И заходит за дерево переодеться. Никогда еще одежда так не радовала ее. Такое чудесное ощущение фланели на коже, от нее так тепло. У меня дома шкафы забиты одеждой, думает она. Большинство вещей она надевала раз-другой, не больше. Но сейчас она отдала бы их все за носки. Она знает, что высота города над уровнем моря больше мили, и теперь чувствует, как холодно тут по ночам. А каково людям, которые погребены под развалинами зданий, разве им тепло?
Нора допивает чай, доедает хлеб, снова обвязывает лицо, опускается на колени рядом с пожилой женщиной и снова принимается вынимать камни.
Парада шагает через ад.
Бешено полыхает пламя над прорвавшимися газовыми трубами. Блики пляшут на остовах разрушенных зданий, рассеивая адский мрак погруженного в темноту города. Едкий дым ест ему глаза, пыль забивает нос и рот, заставляя кашлять. Парада давится запахом. Тошнотворный смрад разлагающихся тел, вонь горящей плоти. А сквозь эти пронзительные запахи пробивается запах послабее, но тоже очень резкий — человеческих фекалий: канализационные системы разрушены тоже.
Дальше становится еще хуже: он видит детей, бредущих в одиночку, зовущих маму, папу. Иные только в нижнем бельишке или пижамах, на других школьные формы. Парада собирает всех на пути. На одной руке у него маленький мальчик, другой он держит девчушку, та тянет за руку еще одного малыша, тот другого...
Пока епископ доходит до парка Ла-Аламеда, за ним бредут уже около двадцати ребятишек.

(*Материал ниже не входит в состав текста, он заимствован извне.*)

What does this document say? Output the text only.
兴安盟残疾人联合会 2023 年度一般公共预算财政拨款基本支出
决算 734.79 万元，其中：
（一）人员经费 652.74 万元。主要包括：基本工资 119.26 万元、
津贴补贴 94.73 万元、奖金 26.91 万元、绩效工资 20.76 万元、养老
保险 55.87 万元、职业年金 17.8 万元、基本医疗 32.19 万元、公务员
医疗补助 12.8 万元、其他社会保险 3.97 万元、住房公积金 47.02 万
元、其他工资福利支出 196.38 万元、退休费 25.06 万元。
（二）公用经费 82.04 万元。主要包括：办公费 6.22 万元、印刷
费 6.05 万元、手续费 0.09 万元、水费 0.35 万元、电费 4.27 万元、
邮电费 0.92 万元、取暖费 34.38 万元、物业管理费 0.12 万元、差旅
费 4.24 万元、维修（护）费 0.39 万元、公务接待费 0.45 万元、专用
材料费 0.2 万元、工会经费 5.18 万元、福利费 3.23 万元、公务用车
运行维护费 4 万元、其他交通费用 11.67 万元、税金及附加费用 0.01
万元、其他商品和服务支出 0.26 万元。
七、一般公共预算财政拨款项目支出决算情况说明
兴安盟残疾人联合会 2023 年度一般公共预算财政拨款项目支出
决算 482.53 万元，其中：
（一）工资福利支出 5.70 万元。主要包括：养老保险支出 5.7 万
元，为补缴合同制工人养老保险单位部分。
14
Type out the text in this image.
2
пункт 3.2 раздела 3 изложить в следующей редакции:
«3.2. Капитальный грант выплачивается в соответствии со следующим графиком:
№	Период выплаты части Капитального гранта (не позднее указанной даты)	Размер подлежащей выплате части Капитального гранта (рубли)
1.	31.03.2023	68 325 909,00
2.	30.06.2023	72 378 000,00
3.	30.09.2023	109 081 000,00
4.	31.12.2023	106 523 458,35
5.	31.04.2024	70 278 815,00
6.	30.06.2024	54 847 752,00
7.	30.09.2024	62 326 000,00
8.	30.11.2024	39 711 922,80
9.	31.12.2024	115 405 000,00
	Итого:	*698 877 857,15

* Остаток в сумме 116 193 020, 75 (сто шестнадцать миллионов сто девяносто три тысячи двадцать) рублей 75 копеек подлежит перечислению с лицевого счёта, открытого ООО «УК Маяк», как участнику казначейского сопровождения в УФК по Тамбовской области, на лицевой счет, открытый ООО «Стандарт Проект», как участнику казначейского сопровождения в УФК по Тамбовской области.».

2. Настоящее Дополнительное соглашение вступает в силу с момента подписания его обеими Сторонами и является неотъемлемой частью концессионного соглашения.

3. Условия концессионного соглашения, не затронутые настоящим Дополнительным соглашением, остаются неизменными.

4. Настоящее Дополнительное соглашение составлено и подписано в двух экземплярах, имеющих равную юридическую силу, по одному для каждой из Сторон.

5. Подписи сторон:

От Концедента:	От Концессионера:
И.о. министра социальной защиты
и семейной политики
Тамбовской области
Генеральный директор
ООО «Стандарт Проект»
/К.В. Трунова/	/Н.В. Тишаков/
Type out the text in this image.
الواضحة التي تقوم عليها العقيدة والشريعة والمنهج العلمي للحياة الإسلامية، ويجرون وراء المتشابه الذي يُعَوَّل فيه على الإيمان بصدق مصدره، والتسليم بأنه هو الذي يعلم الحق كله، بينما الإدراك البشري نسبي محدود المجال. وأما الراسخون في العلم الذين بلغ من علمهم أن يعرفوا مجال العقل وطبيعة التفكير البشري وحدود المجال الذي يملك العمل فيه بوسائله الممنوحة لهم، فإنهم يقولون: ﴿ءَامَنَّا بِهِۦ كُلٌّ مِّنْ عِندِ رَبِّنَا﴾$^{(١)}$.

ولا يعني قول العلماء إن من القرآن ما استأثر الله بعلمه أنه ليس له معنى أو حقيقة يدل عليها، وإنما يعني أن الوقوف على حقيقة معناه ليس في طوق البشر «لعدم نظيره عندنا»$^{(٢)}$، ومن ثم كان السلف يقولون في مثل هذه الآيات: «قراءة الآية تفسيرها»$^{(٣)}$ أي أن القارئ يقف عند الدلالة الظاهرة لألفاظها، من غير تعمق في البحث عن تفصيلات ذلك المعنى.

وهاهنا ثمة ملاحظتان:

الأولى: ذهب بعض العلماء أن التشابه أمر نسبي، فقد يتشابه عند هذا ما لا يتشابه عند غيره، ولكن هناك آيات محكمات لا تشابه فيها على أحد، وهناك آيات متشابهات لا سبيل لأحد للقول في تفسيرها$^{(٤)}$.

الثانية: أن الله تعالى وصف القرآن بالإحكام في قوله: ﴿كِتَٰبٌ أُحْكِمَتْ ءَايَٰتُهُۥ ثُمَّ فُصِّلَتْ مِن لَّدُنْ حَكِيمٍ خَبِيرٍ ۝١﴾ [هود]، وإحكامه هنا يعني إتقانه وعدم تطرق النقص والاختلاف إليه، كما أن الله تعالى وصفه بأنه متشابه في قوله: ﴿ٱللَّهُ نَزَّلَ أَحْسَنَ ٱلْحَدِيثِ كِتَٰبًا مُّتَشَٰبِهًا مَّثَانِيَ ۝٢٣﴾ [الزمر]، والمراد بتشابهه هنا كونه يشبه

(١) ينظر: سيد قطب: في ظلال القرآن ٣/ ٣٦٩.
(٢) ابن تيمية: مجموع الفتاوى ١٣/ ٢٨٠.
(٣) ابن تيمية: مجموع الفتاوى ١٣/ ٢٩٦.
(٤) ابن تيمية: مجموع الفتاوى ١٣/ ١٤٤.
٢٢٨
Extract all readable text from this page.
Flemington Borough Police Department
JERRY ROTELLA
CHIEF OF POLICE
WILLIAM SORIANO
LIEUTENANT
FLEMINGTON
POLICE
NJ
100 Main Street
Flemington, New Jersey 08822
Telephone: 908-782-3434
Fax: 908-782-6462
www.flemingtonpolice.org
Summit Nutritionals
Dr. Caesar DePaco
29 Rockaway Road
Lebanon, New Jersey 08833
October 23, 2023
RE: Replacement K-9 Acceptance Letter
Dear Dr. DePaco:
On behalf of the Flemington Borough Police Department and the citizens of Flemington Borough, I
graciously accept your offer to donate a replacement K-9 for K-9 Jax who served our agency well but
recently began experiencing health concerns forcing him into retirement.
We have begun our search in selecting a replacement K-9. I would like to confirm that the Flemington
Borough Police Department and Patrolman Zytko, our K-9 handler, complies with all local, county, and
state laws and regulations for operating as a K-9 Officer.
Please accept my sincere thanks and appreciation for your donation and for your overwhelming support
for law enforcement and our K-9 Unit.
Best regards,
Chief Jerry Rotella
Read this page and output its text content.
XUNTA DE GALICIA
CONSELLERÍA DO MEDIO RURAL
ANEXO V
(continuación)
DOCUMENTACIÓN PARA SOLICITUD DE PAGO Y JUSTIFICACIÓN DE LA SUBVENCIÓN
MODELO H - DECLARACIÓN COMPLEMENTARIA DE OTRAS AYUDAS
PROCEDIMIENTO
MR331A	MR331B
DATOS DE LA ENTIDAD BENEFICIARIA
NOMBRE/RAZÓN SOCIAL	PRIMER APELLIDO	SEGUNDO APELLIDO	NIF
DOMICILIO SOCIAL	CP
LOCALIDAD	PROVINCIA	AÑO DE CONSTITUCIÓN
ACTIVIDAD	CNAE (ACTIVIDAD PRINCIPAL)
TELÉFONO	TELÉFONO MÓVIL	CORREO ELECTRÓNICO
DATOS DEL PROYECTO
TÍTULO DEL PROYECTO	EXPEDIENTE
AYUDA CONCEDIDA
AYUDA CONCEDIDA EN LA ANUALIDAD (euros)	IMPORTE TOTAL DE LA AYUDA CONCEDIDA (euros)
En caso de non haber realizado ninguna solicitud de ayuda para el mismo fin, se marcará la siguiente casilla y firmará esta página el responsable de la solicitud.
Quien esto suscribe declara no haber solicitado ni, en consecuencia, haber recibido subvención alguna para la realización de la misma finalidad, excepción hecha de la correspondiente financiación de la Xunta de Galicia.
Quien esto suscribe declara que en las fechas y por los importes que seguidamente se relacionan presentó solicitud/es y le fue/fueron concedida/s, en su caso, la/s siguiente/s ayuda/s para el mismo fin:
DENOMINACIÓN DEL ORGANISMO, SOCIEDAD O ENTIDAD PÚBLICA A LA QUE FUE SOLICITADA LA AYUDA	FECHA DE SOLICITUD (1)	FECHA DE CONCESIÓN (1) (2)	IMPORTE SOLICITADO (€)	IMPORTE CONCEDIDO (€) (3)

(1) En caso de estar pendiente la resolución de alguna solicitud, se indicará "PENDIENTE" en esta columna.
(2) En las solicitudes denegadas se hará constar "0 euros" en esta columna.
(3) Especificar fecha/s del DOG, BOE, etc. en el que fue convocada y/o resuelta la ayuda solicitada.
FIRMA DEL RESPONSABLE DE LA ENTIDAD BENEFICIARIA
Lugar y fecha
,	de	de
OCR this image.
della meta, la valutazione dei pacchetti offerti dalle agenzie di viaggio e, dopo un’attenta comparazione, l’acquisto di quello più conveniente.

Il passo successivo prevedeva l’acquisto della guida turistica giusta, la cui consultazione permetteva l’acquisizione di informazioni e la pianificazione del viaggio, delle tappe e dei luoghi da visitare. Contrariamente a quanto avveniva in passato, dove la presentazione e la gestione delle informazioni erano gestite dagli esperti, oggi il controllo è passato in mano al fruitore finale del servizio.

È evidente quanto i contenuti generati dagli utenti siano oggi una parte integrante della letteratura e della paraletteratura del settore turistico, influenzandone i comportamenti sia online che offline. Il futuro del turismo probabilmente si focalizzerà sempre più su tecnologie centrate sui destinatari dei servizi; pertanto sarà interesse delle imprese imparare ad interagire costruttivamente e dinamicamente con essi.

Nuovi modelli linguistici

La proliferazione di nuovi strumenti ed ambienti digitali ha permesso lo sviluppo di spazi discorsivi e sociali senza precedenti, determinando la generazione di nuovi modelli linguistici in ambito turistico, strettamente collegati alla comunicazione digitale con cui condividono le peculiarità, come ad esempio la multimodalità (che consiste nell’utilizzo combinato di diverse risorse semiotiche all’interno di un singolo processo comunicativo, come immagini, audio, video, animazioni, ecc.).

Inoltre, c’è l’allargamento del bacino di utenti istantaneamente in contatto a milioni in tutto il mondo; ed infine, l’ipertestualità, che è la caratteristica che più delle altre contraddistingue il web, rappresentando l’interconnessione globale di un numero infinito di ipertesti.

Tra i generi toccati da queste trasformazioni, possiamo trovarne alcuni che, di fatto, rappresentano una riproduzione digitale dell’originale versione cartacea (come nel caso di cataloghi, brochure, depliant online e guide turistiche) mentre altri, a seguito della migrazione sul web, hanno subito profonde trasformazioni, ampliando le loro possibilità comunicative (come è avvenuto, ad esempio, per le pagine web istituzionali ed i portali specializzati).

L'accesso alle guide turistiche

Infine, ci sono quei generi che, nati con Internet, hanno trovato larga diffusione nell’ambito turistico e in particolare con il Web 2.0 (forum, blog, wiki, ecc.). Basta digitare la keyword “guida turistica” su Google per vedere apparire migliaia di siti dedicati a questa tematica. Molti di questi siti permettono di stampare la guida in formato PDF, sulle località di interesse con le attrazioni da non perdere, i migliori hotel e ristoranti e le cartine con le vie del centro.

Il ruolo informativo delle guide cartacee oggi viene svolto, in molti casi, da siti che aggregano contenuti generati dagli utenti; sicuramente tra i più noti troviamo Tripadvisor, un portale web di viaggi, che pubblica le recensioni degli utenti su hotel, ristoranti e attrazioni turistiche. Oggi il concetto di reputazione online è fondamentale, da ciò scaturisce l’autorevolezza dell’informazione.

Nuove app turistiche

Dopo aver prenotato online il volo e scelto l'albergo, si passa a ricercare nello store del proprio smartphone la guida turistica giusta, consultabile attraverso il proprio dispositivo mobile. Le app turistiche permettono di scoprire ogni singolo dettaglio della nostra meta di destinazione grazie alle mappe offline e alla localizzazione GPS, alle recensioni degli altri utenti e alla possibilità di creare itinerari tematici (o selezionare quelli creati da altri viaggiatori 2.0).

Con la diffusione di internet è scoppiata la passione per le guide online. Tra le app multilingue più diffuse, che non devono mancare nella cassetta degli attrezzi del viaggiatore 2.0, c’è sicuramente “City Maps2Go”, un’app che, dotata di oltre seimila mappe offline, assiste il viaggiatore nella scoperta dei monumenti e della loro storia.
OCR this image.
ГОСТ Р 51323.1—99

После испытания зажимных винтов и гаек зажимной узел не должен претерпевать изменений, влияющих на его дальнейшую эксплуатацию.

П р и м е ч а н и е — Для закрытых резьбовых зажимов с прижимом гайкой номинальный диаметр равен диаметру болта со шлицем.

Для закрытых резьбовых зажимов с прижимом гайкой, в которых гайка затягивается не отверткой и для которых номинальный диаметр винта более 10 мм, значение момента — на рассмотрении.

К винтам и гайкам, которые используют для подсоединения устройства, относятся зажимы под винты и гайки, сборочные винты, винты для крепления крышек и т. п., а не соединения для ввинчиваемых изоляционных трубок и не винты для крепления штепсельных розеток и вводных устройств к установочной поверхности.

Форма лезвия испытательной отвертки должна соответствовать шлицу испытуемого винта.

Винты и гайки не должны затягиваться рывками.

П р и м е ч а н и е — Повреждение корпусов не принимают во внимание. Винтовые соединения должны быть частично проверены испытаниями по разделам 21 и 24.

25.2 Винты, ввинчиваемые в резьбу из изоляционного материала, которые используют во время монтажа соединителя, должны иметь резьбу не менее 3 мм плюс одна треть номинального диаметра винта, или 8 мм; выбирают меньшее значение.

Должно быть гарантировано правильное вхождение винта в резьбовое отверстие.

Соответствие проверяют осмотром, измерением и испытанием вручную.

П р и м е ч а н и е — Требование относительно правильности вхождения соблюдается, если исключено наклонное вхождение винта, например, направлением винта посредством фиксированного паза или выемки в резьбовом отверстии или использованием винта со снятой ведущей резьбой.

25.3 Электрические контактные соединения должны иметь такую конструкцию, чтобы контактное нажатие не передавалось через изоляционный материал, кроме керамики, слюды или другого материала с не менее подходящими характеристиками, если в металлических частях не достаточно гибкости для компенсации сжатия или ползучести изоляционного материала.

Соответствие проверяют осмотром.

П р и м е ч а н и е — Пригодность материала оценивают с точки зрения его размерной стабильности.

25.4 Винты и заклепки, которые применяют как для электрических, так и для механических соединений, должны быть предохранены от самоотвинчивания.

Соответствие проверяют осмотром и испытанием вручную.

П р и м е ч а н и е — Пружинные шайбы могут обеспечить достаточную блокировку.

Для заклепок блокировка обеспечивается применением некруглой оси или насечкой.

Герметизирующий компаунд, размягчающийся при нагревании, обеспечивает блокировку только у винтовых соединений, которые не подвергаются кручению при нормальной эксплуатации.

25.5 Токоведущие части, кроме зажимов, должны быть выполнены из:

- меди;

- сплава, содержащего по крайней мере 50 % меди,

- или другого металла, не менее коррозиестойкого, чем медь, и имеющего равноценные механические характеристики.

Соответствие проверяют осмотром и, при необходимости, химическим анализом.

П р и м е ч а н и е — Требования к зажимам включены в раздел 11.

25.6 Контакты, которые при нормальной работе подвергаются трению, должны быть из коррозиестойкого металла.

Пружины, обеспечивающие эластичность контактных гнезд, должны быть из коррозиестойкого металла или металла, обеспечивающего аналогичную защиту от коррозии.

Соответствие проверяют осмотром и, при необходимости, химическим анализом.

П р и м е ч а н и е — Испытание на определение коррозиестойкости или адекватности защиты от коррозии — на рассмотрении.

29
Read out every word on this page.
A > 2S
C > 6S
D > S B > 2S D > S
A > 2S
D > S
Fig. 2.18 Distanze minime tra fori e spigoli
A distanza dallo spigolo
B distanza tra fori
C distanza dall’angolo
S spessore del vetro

Парада разыскивает палатку «Католическая помощь» и спрашивает у находящегося в ней священника:
— Вы видели Антонуччи?
То есть кардинала Антонуччи, папского нунция, верховного представителя Ватикана в Мехико.
— Он в соборе, служит мессу.
— Городу сейчас не месса нужна! — вспыхивает Парада. — Ему нужны электроэнергия и вода. Пища, кровь и плазма.